AAA – The Auto Club Group, through its School’s Open — Drive Carefully campaign, is reminding motorists to:

• Slow down. Speed limits in school zones are reduced for a reason. A pedestrian struck by a vehicle traveling at 25 mph is nearly two-thirds less likely to be killed compared to a pedestrian struck by a vehicle traveling just 10 mph faster.

• Come to a complete stop. Research shows that more than one-third of drivers roll through stop signs in school zones or neighborhoods. Always come to a complete stop, checking carefully for children on sidewalks and in crosswalks before proceeding.

• Eliminate distractions. Research shows that taking your eyes off the road for just two seconds doubles your chances of crashing. Children can move quickly, crossing the road unexpectedly or emerging suddenly between two parked cars. Reduce risk by avoiding distractions like using your cell phone or eating while driving.
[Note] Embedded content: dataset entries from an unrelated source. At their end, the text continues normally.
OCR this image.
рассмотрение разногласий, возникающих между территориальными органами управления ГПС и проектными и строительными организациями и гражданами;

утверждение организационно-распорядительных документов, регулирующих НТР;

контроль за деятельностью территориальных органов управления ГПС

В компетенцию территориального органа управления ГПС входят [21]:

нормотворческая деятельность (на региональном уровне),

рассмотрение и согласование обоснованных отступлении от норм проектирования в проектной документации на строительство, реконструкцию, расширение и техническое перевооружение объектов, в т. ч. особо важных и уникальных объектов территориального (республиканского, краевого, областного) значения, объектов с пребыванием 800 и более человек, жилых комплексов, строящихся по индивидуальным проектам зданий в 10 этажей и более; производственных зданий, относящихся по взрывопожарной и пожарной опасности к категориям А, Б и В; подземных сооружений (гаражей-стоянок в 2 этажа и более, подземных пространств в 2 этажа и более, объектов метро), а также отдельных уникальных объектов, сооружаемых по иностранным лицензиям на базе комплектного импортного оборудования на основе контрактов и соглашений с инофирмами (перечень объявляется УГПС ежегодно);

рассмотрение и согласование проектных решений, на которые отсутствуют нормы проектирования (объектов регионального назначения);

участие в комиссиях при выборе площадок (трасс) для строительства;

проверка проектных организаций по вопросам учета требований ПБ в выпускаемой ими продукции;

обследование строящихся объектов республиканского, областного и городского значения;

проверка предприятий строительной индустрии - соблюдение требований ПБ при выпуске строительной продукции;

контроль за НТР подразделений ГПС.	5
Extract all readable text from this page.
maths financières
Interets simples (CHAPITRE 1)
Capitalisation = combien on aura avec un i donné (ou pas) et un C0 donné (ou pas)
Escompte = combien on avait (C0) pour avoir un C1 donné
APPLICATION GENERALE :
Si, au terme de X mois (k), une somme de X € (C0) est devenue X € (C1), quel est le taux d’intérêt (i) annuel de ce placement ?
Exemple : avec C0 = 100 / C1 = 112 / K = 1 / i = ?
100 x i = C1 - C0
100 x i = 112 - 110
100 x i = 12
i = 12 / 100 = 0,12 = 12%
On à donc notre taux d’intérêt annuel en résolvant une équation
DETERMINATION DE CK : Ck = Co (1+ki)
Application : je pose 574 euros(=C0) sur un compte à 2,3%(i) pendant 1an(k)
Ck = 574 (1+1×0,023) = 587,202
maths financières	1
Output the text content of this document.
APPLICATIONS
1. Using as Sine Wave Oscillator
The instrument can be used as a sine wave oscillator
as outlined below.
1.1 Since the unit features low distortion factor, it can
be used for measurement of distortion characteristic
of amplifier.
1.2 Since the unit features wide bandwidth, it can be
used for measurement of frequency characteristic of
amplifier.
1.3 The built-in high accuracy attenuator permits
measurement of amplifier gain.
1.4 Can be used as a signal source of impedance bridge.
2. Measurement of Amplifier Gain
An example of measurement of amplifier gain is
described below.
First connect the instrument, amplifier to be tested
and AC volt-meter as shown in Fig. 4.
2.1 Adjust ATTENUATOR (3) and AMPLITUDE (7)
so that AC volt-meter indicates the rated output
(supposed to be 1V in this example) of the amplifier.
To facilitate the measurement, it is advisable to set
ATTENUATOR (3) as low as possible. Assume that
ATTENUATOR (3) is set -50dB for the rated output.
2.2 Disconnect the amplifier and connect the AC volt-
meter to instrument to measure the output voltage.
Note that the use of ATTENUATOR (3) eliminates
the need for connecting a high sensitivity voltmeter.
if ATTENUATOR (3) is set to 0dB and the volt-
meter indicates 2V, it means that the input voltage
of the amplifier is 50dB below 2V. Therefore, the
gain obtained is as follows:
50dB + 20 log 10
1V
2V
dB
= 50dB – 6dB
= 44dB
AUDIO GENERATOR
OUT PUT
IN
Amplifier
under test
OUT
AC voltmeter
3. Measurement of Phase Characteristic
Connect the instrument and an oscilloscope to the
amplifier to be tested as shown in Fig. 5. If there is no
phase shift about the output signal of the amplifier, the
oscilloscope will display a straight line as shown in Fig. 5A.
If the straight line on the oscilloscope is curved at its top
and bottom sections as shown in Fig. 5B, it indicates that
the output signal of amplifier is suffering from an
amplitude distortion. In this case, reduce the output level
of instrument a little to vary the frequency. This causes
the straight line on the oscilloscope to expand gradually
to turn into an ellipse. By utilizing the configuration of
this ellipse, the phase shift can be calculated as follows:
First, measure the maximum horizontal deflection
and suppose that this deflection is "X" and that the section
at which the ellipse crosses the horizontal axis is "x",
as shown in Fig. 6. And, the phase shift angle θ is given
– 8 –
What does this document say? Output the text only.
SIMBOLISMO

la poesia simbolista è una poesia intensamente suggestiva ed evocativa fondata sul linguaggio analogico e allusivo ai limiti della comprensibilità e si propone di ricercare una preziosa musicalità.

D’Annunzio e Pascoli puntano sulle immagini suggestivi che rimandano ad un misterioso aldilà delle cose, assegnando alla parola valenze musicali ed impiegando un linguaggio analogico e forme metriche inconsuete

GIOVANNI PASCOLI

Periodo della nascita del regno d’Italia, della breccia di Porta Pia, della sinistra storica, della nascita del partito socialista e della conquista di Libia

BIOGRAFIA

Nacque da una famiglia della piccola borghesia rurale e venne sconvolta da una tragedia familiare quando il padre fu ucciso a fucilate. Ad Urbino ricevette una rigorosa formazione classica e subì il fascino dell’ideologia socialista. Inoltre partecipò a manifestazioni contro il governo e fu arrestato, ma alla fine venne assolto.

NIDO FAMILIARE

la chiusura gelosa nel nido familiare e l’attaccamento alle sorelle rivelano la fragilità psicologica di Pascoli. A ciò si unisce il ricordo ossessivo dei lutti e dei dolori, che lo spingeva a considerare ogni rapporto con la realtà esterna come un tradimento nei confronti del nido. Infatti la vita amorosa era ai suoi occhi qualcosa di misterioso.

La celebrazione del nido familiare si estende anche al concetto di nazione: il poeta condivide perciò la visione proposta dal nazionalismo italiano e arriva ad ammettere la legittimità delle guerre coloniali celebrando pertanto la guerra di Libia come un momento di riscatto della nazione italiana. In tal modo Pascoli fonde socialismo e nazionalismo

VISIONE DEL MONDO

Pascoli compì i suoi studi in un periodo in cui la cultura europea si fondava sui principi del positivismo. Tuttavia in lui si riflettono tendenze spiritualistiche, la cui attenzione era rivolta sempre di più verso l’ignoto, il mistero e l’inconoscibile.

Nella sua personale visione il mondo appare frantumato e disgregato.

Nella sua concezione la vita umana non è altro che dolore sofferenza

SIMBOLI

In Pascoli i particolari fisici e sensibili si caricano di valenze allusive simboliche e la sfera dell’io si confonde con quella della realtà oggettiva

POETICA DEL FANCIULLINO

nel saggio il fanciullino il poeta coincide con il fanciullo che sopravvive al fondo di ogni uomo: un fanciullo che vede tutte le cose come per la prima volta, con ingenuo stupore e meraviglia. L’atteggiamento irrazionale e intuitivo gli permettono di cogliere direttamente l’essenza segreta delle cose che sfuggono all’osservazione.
• Watch for school buses. Every state has a law making it illegal to pass a school bus with its red lights flashing and its stop-arm extended that has stopped to load or unload students. However, some motorists simply choose to ignore the law. Any person using, operating or driving a vehicle on or over the roads or highways of this state shall, upon approaching any school bus that displays a stop signal, bring such vehicle to a full stop while the bus is stopped, and the vehicle shall not pass the school bus until the signal has been withdrawn.

• Share the road. Children on bicycles are often inexperienced, unsteady and unpredictable. Slow down and allow at least 3 feet of passing distance between your vehicle and a bicyclist. If your child rides a bicycle to school, require that he or she wear a properly fitted bicycle helmet on every ride. Find videos, expert advice and safety tips at sharetheroad.aaa.com.

• Talk to your teen. Car crashes are the leading cause of death for teens in the United States, and nearly one in four fatal crashes involving teen drivers occur during the after-school hours of 3-7 p.m. Get evidence-based guidance and tips at teendriving.aaa.com.